The French CNIL (La Commission nationale de l’informatique et des libertés) has long been Europe’s frontrunner when it comes to cookie compliance. In December 2013 the CNIL has published a guide to what it considers cookie compliance to look like.
Now the beginning of October 2014 marks the start of automated compliance checks. The CNIL will start with looking at sites for compliance with their December 2013 recommendations. In particular this is what French site owners need to take a closer look at:
- cookies are not placed or run before the user could express agreement;
- the arrangements for obtaining consent by the user;
- visibility, quality and simplicity of information about cookies;
- the ability for the user to withdraw consent at any time;
- the lifetime of cookies and validity of consent (which shall not exceed 13 months).
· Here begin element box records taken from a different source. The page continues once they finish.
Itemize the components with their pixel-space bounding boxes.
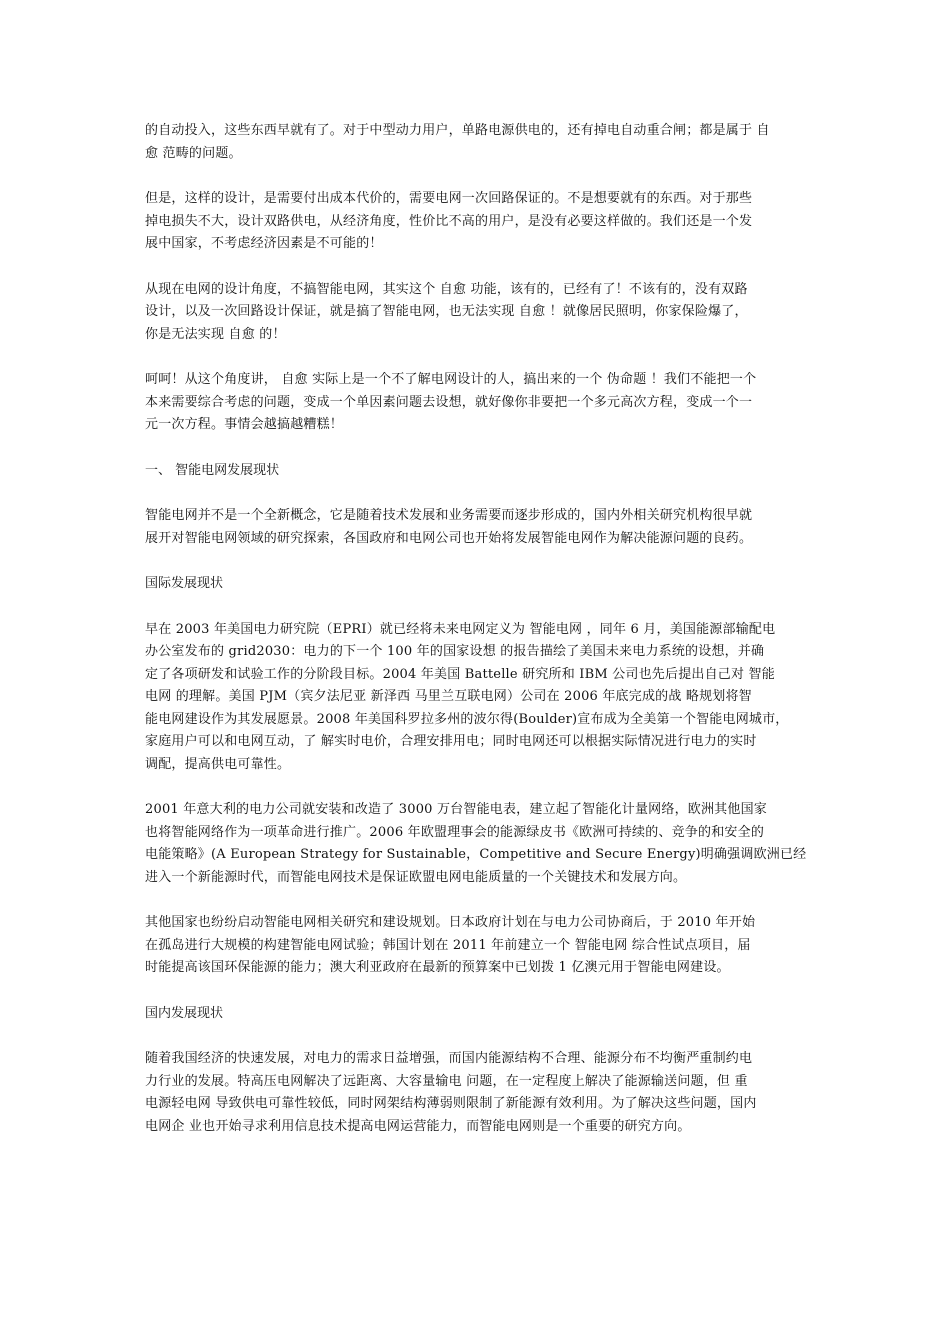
paragraph-cost-tradeoff bbox=[145, 188, 810, 256]
paragraph-other-countries bbox=[145, 912, 810, 980]
text-line: 电能策略》(A European Strategy for Sustainable，Competitive and Secure Energy)明确强调欧洲已经 bbox=[145, 847, 807, 862]
text-line: 2001 年意大利的电力公司就安装和改造了 3000 万台智能电表，建立起了智能化计量网络，欧洲其他国家 bbox=[145, 802, 767, 817]
text-line: 时能提高该国环保能源的能力；澳大利亚政府在最新的预算案中已划拨 1 亿澳元用于智能电网建设。 bbox=[145, 960, 730, 975]
document-page bbox=[145, 120, 810, 1161]
section-heading-smart-grid-status bbox=[145, 460, 810, 483]
text-line: 能电网建设作为其发展愿景。2008 年美国科罗拉多州的波尔得(Boulder)宣布成为全美第一个智能电网城市， bbox=[145, 711, 789, 727]
text-line: 呵呵！从这个角度讲， 自愈 实际上是一个不了解电网设计的人，搞出来的一个 伪命题 ！我们不能把一个 bbox=[145, 372, 757, 387]
text-line: 家庭用户可以和电网互动，了 解实时电价，合理安排用电；同时电网还可以根据实际情况进行电力的实时 bbox=[145, 734, 757, 749]
subheading-domestic bbox=[145, 1003, 810, 1026]
text-line: 设计，以及一次回路设计保证，就是搞了智能电网，也无法实现 自愈 ！就像居民照明，你家保险爆了， bbox=[145, 304, 748, 319]
text-line: 本来需要综合考虑的问题，变成一个单因素问题去设想，就好像你非要把一个多元高次方程，变成一个一 bbox=[145, 394, 753, 410]
text-line: 进入一个新能源时代，而智能电网技术是保证欧盟电网电能质量的一个关键技术和发展方向。 bbox=[145, 869, 687, 885]
text-line: 愈 范畴的问题。 bbox=[145, 145, 242, 161]
paragraph-usa-development bbox=[145, 619, 810, 777]
heading-text: 国际发展现状 bbox=[145, 576, 224, 591]
text-line: 掉电损失不大，设计双路供电，从经济角度，性价比不高的用户，是没有必要这样做的。我们还是一个发 bbox=[145, 213, 753, 229]
text-line: 但是，这样的设计，是需要付出成本代价的，需要电网一次回路保证的。不是想要就有的东西。对于那些 bbox=[145, 191, 753, 206]
text-line: 电网企 业也开始寻求利用信息技术提高电网运营能力，而智能电网则是一个重要的研究方向。 bbox=[145, 1118, 691, 1134]
text-line: 早在 2003 年美国电力研究院（EPRI）就已经将未来电网定义为 智能电网 ，同年 6 月，美国能源部输配电 bbox=[145, 621, 776, 637]
paragraph-domestic-development bbox=[145, 1048, 810, 1138]
text-line: 力行业的发展。特高压电网解决了远距离、大容量输电 问题，在一定程度上解决了能源输送问题，但 重 bbox=[145, 1073, 748, 1089]
paragraph-design-angle bbox=[145, 279, 810, 347]
paragraph-europe-development bbox=[145, 799, 810, 889]
paragraph-self-healing-intro bbox=[145, 120, 810, 165]
text-line: 你是无法实现 自愈 的！ bbox=[145, 326, 286, 342]
text-line: 元一次方程。事情会越搞越糟糕！ bbox=[145, 417, 344, 432]
text-line: 的自动投入，这些东西早就有了。对于中型动力用户，单路电源供电的，还有掉电自动重合闸；都是属于 自 bbox=[145, 123, 770, 138]
paragraph-smart-grid-concept bbox=[145, 505, 810, 550]
text-line: 在孤岛进行大规模的构建智能电网试验；韩国计划在 2011 年前建立一个 智能电网 综合性试点项目，届 bbox=[145, 937, 751, 953]
heading-text: 国内发展现状 bbox=[145, 1005, 224, 1021]
text-line: 从现在电网的设计角度，不搞智能电网，其实这个 自愈 功能，该有的，已经有了！不该有的，没有双路 bbox=[145, 281, 748, 297]
text-line: 随着我国经济的快速发展，对电力的需求日益增强，而国内能源结构不合理、能源分布不均衡严重制约电 bbox=[145, 1051, 753, 1066]
text-line: 展开对智能电网领域的研究探索，各国政府和电网公司也开始将发展智能电网作为解决能源问题的良药。 bbox=[145, 530, 753, 546]
text-line: 调配，提高供电可靠性。 bbox=[145, 756, 291, 772]
text-line: 办公室发布的 grid2030：电力的下一个 100 年的国家设想 的报告描绘了美国未来电力系统的设想，并确 bbox=[145, 644, 765, 659]
text-line: 电源轻电网 导致供电可靠性较低，同时网架结构薄弱则限制了新能源有效利用。为了解决这些问题，国内 bbox=[145, 1096, 757, 1111]
text-line: 其他国家也纷纷启动智能电网相关研究和建设规划。日本政府计划在与电力公司协商后，于 2010 年开始 bbox=[145, 915, 756, 930]
text-line: 也将智能网络作为一项革命进行推广。2006 年欧盟理事会的能源绿皮书《欧洲可持续的、竞争的和安全的 bbox=[145, 824, 765, 840]
text-line: 定了各项研发和试验工作的分阶段目标。2004 年美国 Battelle 研究所和 IBM 公司也先后提出自己对 智能 bbox=[145, 666, 775, 682]
heading-text: 一、 智能电网发展现状 bbox=[145, 462, 280, 478]
subheading-international bbox=[145, 573, 810, 596]
text-line: 电网 的理解。美国 PJM（宾夕法尼亚 新泽西 马里兰互联电网）公司在 2006 年底完成的战 略规划将智 bbox=[145, 689, 752, 704]
text-line: 智能电网并不是一个全新概念，它是随着技术发展和业务需要而逐步形成的，国内外相关研究机构很早就 bbox=[145, 508, 753, 523]
paragraph-pseudo-proposition bbox=[145, 369, 810, 437]
text-line: 展中国家，不考虑经济因素是不可能的！ bbox=[145, 236, 383, 251]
The loi Informatique et Libertés
The requirement can be reduced to this main statement:
It’s necessary to inform users of the presence, purpose, the shelf life of the cookies placed in their browsers, and the means at their disposal to oppose it.
It’s a general requirement for anyone that publishes on the web, via a site or application.
What are the CNIL’s recommendations?
The CNIL therefore adopted a recommendation which proposes to set up a 2-step procedure mandatory since February 2014.
First Step for cookie compliance in France
The visited site must have a banner informing the user that further navigation of the site constitutes an agreement for the installation and reading of cookies. This banner must specify the purpose of the cookies used and about the possibility to object (via a link to a dedicated page of the site). This banner does not disappear until the user has not continued elsewhere (another page or item on the site).
Second Step for cookie compliance in France
The user needs to be informed of the possibilities to accept or refuse all or some of the cookies in a simple and readable way.
To make these recommendations more accessible the CNIL has set up a page with code examples and frequently asked questions that are helpful in understanding the scope of the requirements:
The consent for the cookie’s setting cannot exceed 13 months.
Which are the cookies that are exempt from the consent rule?
As is the case in other European countries, France has exempted certain cookies from the cookie consent rule. Those are the cookies strictly necessary to offer the service sought after by the user. Examples for such cookies are:
- the shopping cart cookie;
- session cookies or persistant cookies for a couple of hours of duration in certain circumstances;
- authentication cookies;
- session cookies created by a multimedia reader;
- load balancer cookies;
- certain first party analytics (PIWIK);
- persistant cookies for inteface personalization.